Recovering a Storage Node that has been down more than 15 days

If a single Storage Node has been offline and not connected to other Storage Nodes for more than 15 days, you must rebuild Cassandra on the node.

Before you begin

About this task

Storage Nodes have a Cassandra database that includes object metadata. If a Storage Node has not been able to communicate with other Storage Nodes for more than 15 days, StorageGRID Webscale assumes that node's Cassandra database is stale. The Storage Node cannot rejoin the grid until Cassandra has been rebuilt using information from other Storage Nodes.

Use this procedure to rebuild Cassandra only if a single Storage Node is down. Contact technical support if additional Storage Nodes are offline or if Cassandra has been rebuilt on another Storage Node within the last 15 days; for example, Cassandra might have been rebuilt as part of the procedures to recover failed storage volumes or to recover a failed Storage Node.

CAUTION:
Do not perform this procedure if more than one Storage Node is offline, or if more than one Storage Node has a failure of any kind. Doing so might result in data loss. Contact technical support.
CAUTION:
Do not rebuild Cassandra on more than one Storage Node within a 15-day period. Rebuilding Cassandra on two or more Storage Nodes within 15 days of each other might result in data loss. Contact technical support.

Steps

  1. If necessary, power on the Storage Node that needs to be recovered.
  2. From the service laptop, log in to the grid node:
    1. Enter the following command: ssh admin@grid_node_IP
    2. Enter the password listed in the Passwords.txt file.
    3. Enter the following command to switch to root: su -
    4. Enter the password listed in the Passwords.txt file.
    When you are logged in as root, the prompt changes from $ to #.
  3. Perform the following checks on the Storage Node:
    1. Issue this command: nodetool status
      The output should be Connection refused
    2. In the Grid Manager, select Support > Grid Topology.
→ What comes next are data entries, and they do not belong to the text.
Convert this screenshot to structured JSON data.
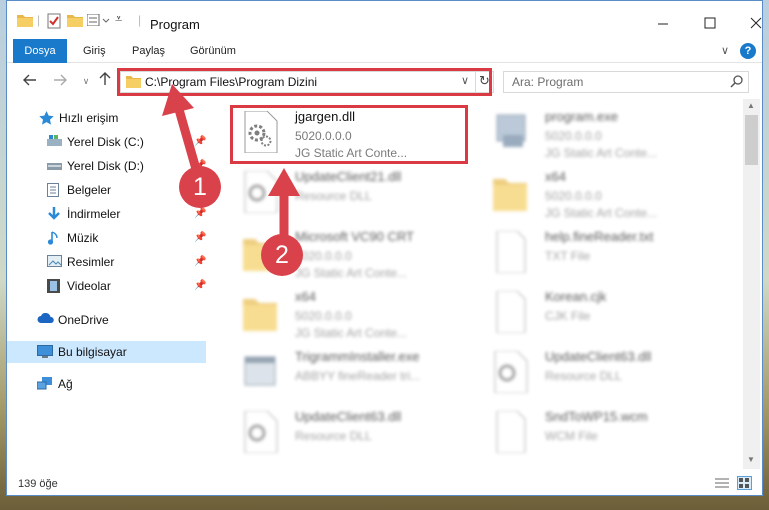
{
  "window": {
    "title": "Program",
    "controls": [
      "minimize",
      "maximize",
      "close"
    ]
  },
  "ribbon": {
    "tabs": [
      "Dosya",
      "Giriş",
      "Paylaş",
      "Görünüm"
    ],
    "file_tab_color": "#1979ca"
  },
  "nav": {
    "address": "C:\\Program Files\\Program Dizini",
    "search_placeholder": "Ara: Program"
  },
  "sidebar": {
    "items": [
      {
        "label": "Hızlı erişim",
        "icon": "star-icon",
        "pinned": false
      },
      {
        "label": "Yerel Disk (C:)",
        "icon": "drive-icon",
        "pinned": true
      },
      {
        "label": "Yerel Disk (D:)",
        "icon": "drive-icon",
        "pinned": true
      },
      {
        "label": "Belgeler",
        "icon": "document-icon",
        "pinned": true
      },
      {
        "label": "İndirmeler",
        "icon": "download-icon",
        "pinned": true
      },
      {
        "label": "Müzik",
        "icon": "music-icon",
        "pinned": true
      },
      {
        "label": "Resimler",
        "icon": "pictures-icon",
        "pinned": true
      },
      {
        "label": "Videolar",
        "icon": "video-icon",
        "pinned": true
      },
      {
        "label": "OneDrive",
        "icon": "cloud-icon",
        "pinned": false
      },
      {
        "label": "Bu bilgisayar",
        "icon": "computer-icon",
        "pinned": false,
        "selected": true
      },
      {
        "label": "Ağ",
        "icon": "network-icon",
        "pinned": false
      }
    ]
  },
  "files": [
    {
      "name": "jgargen.dll",
      "line1": "5020.0.0.0",
      "line2": "JG Static Art Conte...",
      "type": "dll",
      "highlighted": true
    },
    {
      "name": "program.exe",
      "line1": "5020.0.0.0",
      "line2": "JG Static Art Conte...",
      "type": "exe"
    },
    {
      "name": "UpdateClient21.dll",
      "line1": "Resource DLL",
      "line2": "",
      "type": "dll"
    },
    {
      "name": "x64",
      "line1": "5020.0.0.0",
      "line2": "JG Static Art Conte...",
      "type": "folder"
    },
    {
      "name": "Microsoft VC90 CRT",
      "line1": "5020.0.0.0",
      "line2": "JG Static Art Conte...",
      "type": "folder"
    },
    {
      "name": "help.fineReader.txt",
      "line1": "TXT File",
      "line2": "",
      "type": "txt"
    },
    {
      "name": "x64",
      "line1": "5020.0.0.0",
      "line2": "JG Static Art Conte...",
      "type": "folder"
    },
    {
      "name": "Korean.cjk",
      "line1": "CJK File",
      "line2": "",
      "type": "txt"
    },
    {
      "name": "TrigrammInstaller.exe",
      "line1": "ABBYY fineReader tri...",
      "line2": "",
      "type": "exe"
    },
    {
      "name": "UpdateClient63.dll",
      "line1": "Resource DLL",
      "line2": "",
      "type": "dll"
    },
    {
      "name": "UpdateClient63.dll",
      "line1": "Resource DLL",
      "line2": "",
      "type": "dll"
    },
    {
      "name": "SndToWP15.wcm",
      "line1": "WCM File",
      "line2": "",
      "type": "txt"
    }
  ],
  "status": {
    "item_count": "139 öğe"
  },
  "annotations": {
    "step1": "1",
    "step2": "2",
    "highlight_color": "#d93a44"
  }
}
Then, select site > Storage Node > SSM > Services. Verify that the Cassandra service displays Not Running.
    3. Select Storage Node > SSM > Resources. Verify that there is no error status in the Volumes section.
    4. Issue this command: grep -i Cassandra /var/local/log/servermanager.log
      You should see the following message in the output: Cassandra not started because it has been offline for more than 15 day grace period - rebuild Cassandra
  4. Issue this command: check-cassandra-rebuild
    • If storage services are running, you will be prompted to stop them. Enter: y
    • Review the warnings in the script. If none of them apply, confirm that you want to rebuild Cassandra. Enter: y

    In the following example script output, services were not running.

    Cassandra has been down for more than 15 days.
    Cassandra needs rebuilding.
    Rebuild the Cassandra database for this Storage Node.
    
    ATTENTION: Do not execute this script when two or more Storage Nodes have failed
    or been offline at the same time. Doing so may result in data loss. Contact technical support.
    
    ATTENTION: Do not rebuild more than a single node within a 15 day period.
    Rebuilding 2 or more nodes within 15 days of each other may result in data loss.
    
    Enter 'y' to rebuild the Cassandra database for this Storage Node. [y/N]? y
    Cassandra is down.
    
    Rebuilding may take 12-24 hours. Do not stop or pause the rebuild.
    If the rebuild was stopped or paused, re-run this command.
    
    Cassandra node needs to be bootstrapped.
    Cleaning Cassandra directories for node.
    Adding replace_address_first_boot flag.
    Starting ntp service.
    Starting nginx service.
    Starting dynip service.
    Starting cassandra service.
    Cassandra mode is NORMAL. No bootstrap resume required.
    Rebuild was successful.
    Starting services.
  5. After the rebuild completes, perform the following checks:
    1. In the Grid Manager, select Support > Grid Topology.
    2. Select site > recovered Storage Node > SSM > Services.
    3. Confirm that all services are running.
    4. Select DDS > Data Store.
    5. Confirm that the Data Store Status is "Up" and the Data Store State is "Normal."